# Mapping

Using the [DwC-A_dotnet.Mapping](https://www.nuget.org/packages/DwC-A_dotnet.Mapping/) library we can map data from a [DwC-A_dotnet](https://www.nuget.org/packages/DwC-A_dotnet/) IRow to a strongly typed class.  There are two different approaches to mapping data

1. Using the dwca-codegen magic command to generate a class and mapping method from archive metadata.  This requires the least code and is more interactive but can run into more issues.
1. Manually create a class definition and mapping method.  This gives the most control over mapping but requires more effort. 

In [None]:
#r "nuget:DwC-A_dotnet.Interactive,0.1.9-Pre"
#r "nuget:DwC-A_dotnet.Mapping,0.6.3"
#r "nuget:Microsoft.ML"

## Using The dwca-codegen Magic Command

First, we will map using the dwca-codegen magic command.

### Create Configuration

This step is optional but gives more control over how classes are generated and mapped.  If this step is left out all properties will be mapped as string type.

Use the GeneratorConfigurationBuilder to create a configuration to influence how the dwca-codegen command generates the class to be mapped for each file in the archive.

Use the AppProperty method to define the properties that will be added to the generated classes and how they will be mapped to specific terms.  Use the wildcard term __*__ to determine whether properties will be created for all other undefined terms and mapped.
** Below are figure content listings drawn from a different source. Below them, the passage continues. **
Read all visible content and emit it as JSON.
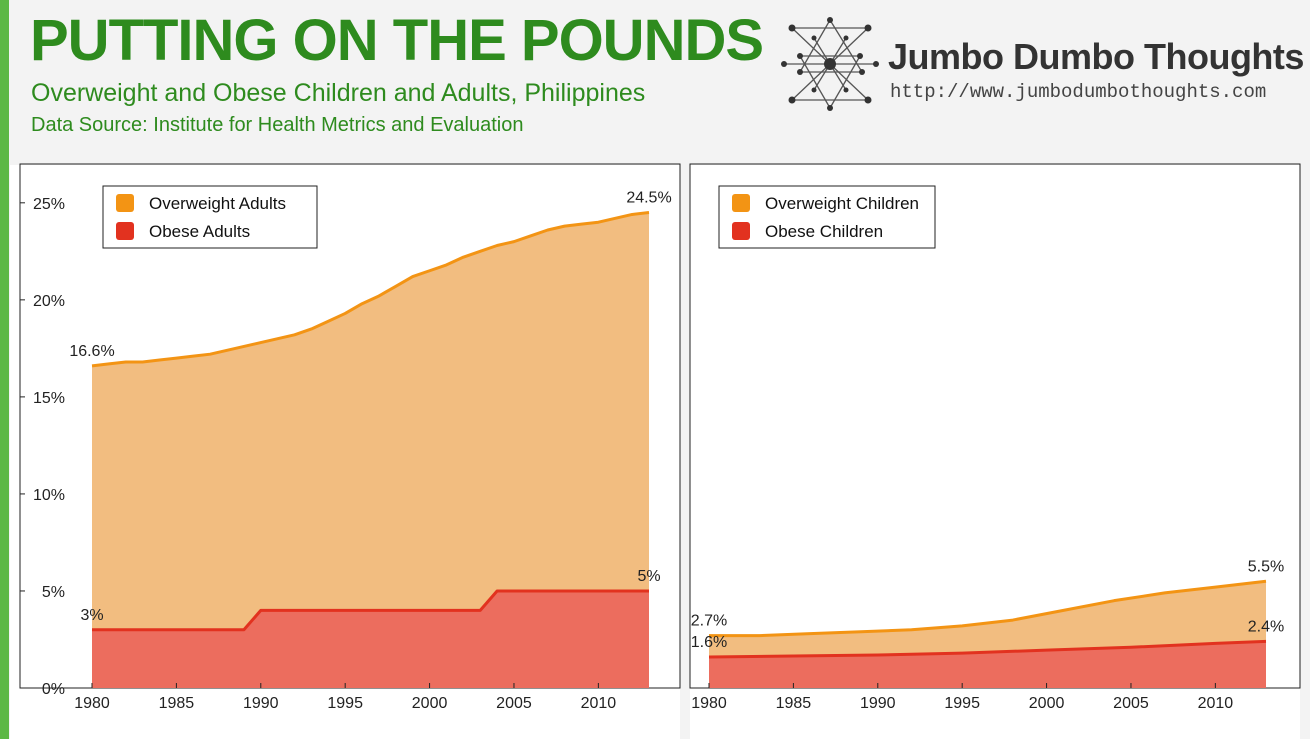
{
  "header": {
    "title": "PUTTING ON THE POUNDS",
    "subtitle": "Overweight and Obese Children and Adults, Philippines",
    "source": "Data Source: Institute for Health Metrics and Evaluation"
  },
  "brand": {
    "name": "Jumbo Dumbo Thoughts",
    "url": "http://www.jumbodumbothoughts.com"
  },
  "colors": {
    "overweight_fill": "#f2bd80",
    "overweight_line": "#f39414",
    "obese_fill": "#ec6d5e",
    "obese_line": "#e2321f",
    "accent_green": "#2e8b1e"
  },
  "chart_data": [
    {
      "type": "area",
      "xlim": [
        1980,
        2013
      ],
      "ylim": [
        0,
        27
      ],
      "y_ticks": [
        "0%",
        "5%",
        "10%",
        "15%",
        "20%",
        "25%"
      ],
      "x_ticks": [
        "1980",
        "1985",
        "1990",
        "1995",
        "2000",
        "2005",
        "2010"
      ],
      "grid": false,
      "legend_position": "top-left",
      "series": [
        {
          "name": "Overweight Adults",
          "x": [
            1980,
            1981,
            1982,
            1983,
            1984,
            1985,
            1986,
            1987,
            1988,
            1989,
            1990,
            1991,
            1992,
            1993,
            1994,
            1995,
            1996,
            1997,
            1998,
            1999,
            2000,
            2001,
            2002,
            2003,
            2004,
            2005,
            2006,
            2007,
            2008,
            2009,
            2010,
            2011,
            2012,
            2013
          ],
          "values": [
            16.6,
            16.7,
            16.8,
            16.8,
            16.9,
            17.0,
            17.1,
            17.2,
            17.4,
            17.6,
            17.8,
            18.0,
            18.2,
            18.5,
            18.9,
            19.3,
            19.8,
            20.2,
            20.7,
            21.2,
            21.5,
            21.8,
            22.2,
            22.5,
            22.8,
            23.0,
            23.3,
            23.6,
            23.8,
            23.9,
            24.0,
            24.2,
            24.4,
            24.5
          ]
        },
        {
          "name": "Obese Adults",
          "x": [
            1980,
            1989,
            1990,
            2003,
            2004,
            2013
          ],
          "values": [
            3,
            3,
            4,
            4,
            5,
            5
          ]
        }
      ],
      "annotations": [
        "16.6%",
        "24.5%",
        "3%",
        "5%"
      ]
    },
    {
      "type": "area",
      "xlim": [
        1980,
        2013
      ],
      "ylim": [
        0,
        27
      ],
      "x_ticks": [
        "1980",
        "1985",
        "1990",
        "1995",
        "2000",
        "2005",
        "2010"
      ],
      "grid": false,
      "legend_position": "top-left",
      "series": [
        {
          "name": "Overweight Children",
          "x": [
            1980,
            1983,
            1986,
            1989,
            1992,
            1995,
            1998,
            2001,
            2004,
            2007,
            2010,
            2013
          ],
          "values": [
            2.7,
            2.7,
            2.8,
            2.9,
            3.0,
            3.2,
            3.5,
            4.0,
            4.5,
            4.9,
            5.2,
            5.5
          ]
        },
        {
          "name": "Obese Children",
          "x": [
            1980,
            1985,
            1990,
            1995,
            2000,
            2005,
            2010,
            2013
          ],
          "values": [
            1.6,
            1.65,
            1.7,
            1.8,
            1.95,
            2.1,
            2.3,
            2.4
          ]
        }
      ],
      "annotations": [
        "2.7%",
        "1.6%",
        "5.5%",
        "2.4%"
      ]
    }
  ]
}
The WithMapMethod creates a static method on the type called MapRow that will be used to map an IRow row to an instance of the generated class.

In [None]:
using DwC_A.Interactive.Mapping;
using DwC_A.Terms;

var config = new GeneratorConfigurationBuilder()
.AddProperty("*", "string", true)
.AddProperty(Terms.decimalLatitude, "double", true, "Latitude")
.AddProperty(Terms.decimalLongitude, "double", true, "Longitude")
.AddProperty(Terms.dateIdentified, "DateTime")
.WithMapMethod(true)
.Build();

config

### dwca-codegen

Use the dwca-codegen command to examine the archive and generate classes to map data into.  The --configName option can be used to specify the name of the variable that contains the configuration information we created earlier. 

In [None]:
#!dwca-codegen -h
#!dwca-codegen -c config ./data/Papilionidae.zip

## Create Mapper

Now that we have class definitions and a mapping method we can define a mapper as follows.

In [None]:
using DwC_A.Mapping;

var mapper = MapperFactory.CreateMapper<Occurrence>(Occurrence.MapRow);


## Map Archive

Finally, we can open the archive and query rows that we can map using the mapper.
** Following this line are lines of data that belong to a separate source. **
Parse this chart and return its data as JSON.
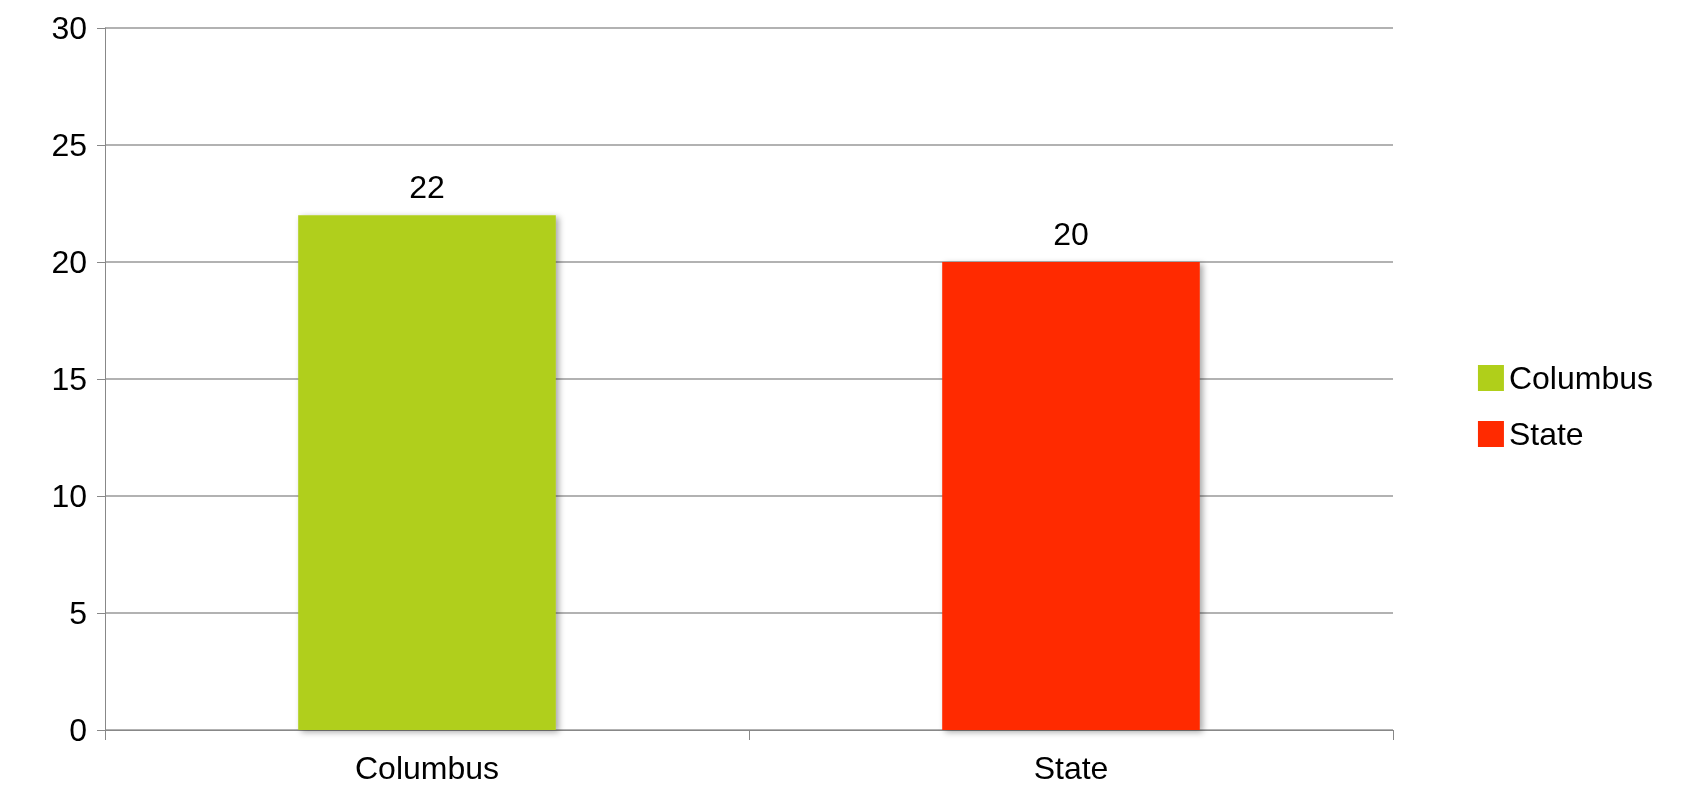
{
  "chart_data": {
    "type": "bar",
    "categories": [
      "Columbus",
      "State"
    ],
    "series": [
      {
        "name": "Columbus",
        "color": "#b0cf1a",
        "values": [
          22,
          null
        ]
      },
      {
        "name": "State",
        "color": "#ff2a00",
        "values": [
          null,
          20
        ]
      }
    ],
    "ylim": [
      0,
      30
    ],
    "yticks": [
      0,
      5,
      10,
      15,
      20,
      25,
      30
    ],
    "grid": "y",
    "legend": "right",
    "data_labels": true
  }
}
**Hint:** Use the Greedy RowStrategy for better performance when mapping the entire class.

There are three different Map extensions for the IFileReader and IRow interfaces returned by the ArchiveReader.

In [None]:
using DwC_A;
using DwC_A.Factories;
using DwC_A.Config;

var factory = new DefaultFactory((cfg) => {
    cfg.Add<RowFactoryConfiguration>(c => c.Strategy = RowStrategy.Greedy);
});

var archive = new ArchiveReader("./data/Papilionidae.zip", factory);

var occurrences = archive.CoreFile
    .DataRows
    .Where(row => row[Terms.decimalLatitude] != null)
    .Where(row => row[Terms.dateIdentified] != null)
    .Map<Occurrence>(mapper);

occurrences.Select(o => new {
    o.ScientificName,
    o.Latitude,
    o.Longitude,
    o.DateIdentified
})

## Manual Mapping

If you already have a class definition or want to create the class definition by hand then use this method.

Classes may be defined two ways.

1. Defined directly in a cell.
1. Loaded from a file on disk using the #load magic command.
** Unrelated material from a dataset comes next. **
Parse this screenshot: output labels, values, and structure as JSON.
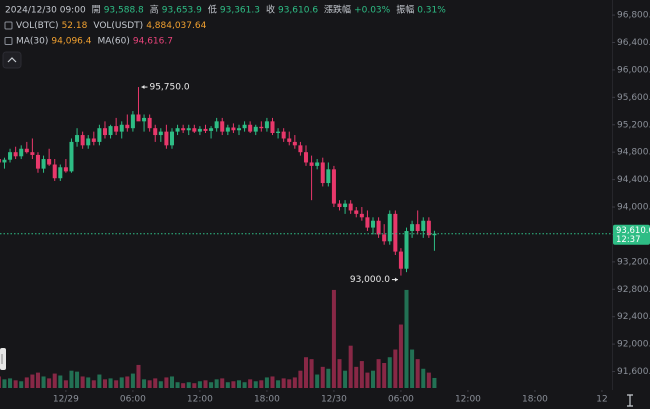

In this instance we'll load the class definition from a file.  After that we can define a mapper and map method.

In [None]:
#load "./Code/Multimedia.cs"

using System;

var multimediaMapper = MapperFactory.CreateMapper<Multimedia>((m, row) => {
    m.GbifID = row.Convert<long>("http://rs.gbif.org/terms/1.0/gbifID");
    m.Type = row["http://purl.org/dc/terms/type"];
    m.Identifier = row["http://purl.org/dc/terms/identifier"];
    m.Created = row.Convert<DateTime>("http://purl.org/dc/terms/created");
});

archive.Extensions
    .GetFileReadersByRowType("http://rs.gbif.org/terms/1.0/Multimedia")
    .FirstOrDefault()?
    .Map<Multimedia>(multimediaMapper)

## Using With Microsoft.ML

Now that we have mapped an IEnumerable of Occurrences we can load the data into an IDataView or DataFrame using MLContext from [Microsoft.ML](https://www.nuget.org/packages/Microsoft.ML/).

In [None]:
using Microsoft.ML;
using Microsoft.ML.Data;

var mlContext = new MLContext();

var data = mlContext.Data.LoadFromEnumerable<Occurrence>(occurrences);

data.Schema